My dogs have a big fenced-in yard to run around in and I walk with them for exercise. As I get older I've come to understand that any mobility I have is a privilege and it's use it or lose it time.  Four years ago I had to have neurosurgery to repair a cervical vertebra that had literally turned onto it's side and  left my right arm completely numb. It was likely the result of my efforts to become the world best Spastic Chef. Whatever; it was surgery or inevitable paralysis. As I've approached and passed the half century mark on this planet I've also had to work through a severely pulled hamstring, sciatica, and carpal tunnel - in my palsy hand of all places!

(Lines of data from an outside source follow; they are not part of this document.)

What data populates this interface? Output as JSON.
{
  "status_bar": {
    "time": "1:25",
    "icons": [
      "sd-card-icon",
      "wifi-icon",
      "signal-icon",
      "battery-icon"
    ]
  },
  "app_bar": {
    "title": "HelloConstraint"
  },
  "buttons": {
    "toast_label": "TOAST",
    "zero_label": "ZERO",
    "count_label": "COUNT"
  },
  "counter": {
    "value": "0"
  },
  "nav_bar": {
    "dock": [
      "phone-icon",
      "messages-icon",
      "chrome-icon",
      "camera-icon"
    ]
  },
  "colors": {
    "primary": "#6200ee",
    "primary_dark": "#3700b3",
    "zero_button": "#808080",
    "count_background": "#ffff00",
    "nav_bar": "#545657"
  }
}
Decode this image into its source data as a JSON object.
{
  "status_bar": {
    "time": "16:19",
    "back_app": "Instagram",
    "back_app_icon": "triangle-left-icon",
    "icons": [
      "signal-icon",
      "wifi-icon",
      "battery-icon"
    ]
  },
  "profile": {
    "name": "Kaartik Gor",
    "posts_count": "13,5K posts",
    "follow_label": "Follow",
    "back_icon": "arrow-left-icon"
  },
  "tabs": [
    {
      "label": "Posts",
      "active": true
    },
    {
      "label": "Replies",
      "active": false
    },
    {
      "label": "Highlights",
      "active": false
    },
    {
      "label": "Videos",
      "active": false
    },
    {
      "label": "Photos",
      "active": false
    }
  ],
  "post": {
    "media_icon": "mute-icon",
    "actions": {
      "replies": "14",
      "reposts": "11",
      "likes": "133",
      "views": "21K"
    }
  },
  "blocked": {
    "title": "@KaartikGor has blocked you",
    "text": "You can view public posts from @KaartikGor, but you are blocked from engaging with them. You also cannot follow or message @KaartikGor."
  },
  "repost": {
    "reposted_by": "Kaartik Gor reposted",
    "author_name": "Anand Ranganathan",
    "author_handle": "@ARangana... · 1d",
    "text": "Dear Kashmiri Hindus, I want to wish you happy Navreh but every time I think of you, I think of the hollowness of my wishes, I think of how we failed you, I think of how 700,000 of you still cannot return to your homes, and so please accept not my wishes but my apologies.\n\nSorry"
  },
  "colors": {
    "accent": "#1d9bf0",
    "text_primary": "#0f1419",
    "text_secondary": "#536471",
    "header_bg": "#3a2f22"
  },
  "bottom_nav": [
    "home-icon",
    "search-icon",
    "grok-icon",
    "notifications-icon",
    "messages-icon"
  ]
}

Poor me. Boo hoo. Nobody cares about any of that when they meet me. It's up to me to do the best I can to look as good as I can muster at any given moment so I can engage the people I'm interacting with. After my neck surgery I wore a scarf around my neck brace. It didn't occlude the brace, it just showed I cared enough to wrap it in something beautiful. Likewise until my neck healed I couldn't wear pants that had buttons or zippers so I found the prettiest skirts or pull-on pants I could and made sure the elastic didn't bunch and was covered up. It was the best I could do.

There are days when I don't feel like wearing much makeup or fussing over my clothes (yes, really) but I've set things up in such a way that even if I'm in a rush I know how to make myself look presentable. I'm sure all of you have seem the fashion makeover shows on TV. Don't you find it odd that they never makeover a Palsy? That's because their rules only take into account bodies that move correctly with clothes that fall over lines that are not twisted by spasticity or caught in the spokes of a wheelchair. Their bags won't sit in the crook of an elbow encased in a crutch, their stilettos are the ideal setup for a Spaz pratfall in 0.02 seconds.

So what are we, chopped liver?

The rules are different for us. I've figured out a few of them and I'll be sharing them here. It is my sincerest wish that all of you reading this won't hesitate to share your particular challenges and any workarounds you may have found.  It's high time we showed the world what we're made of!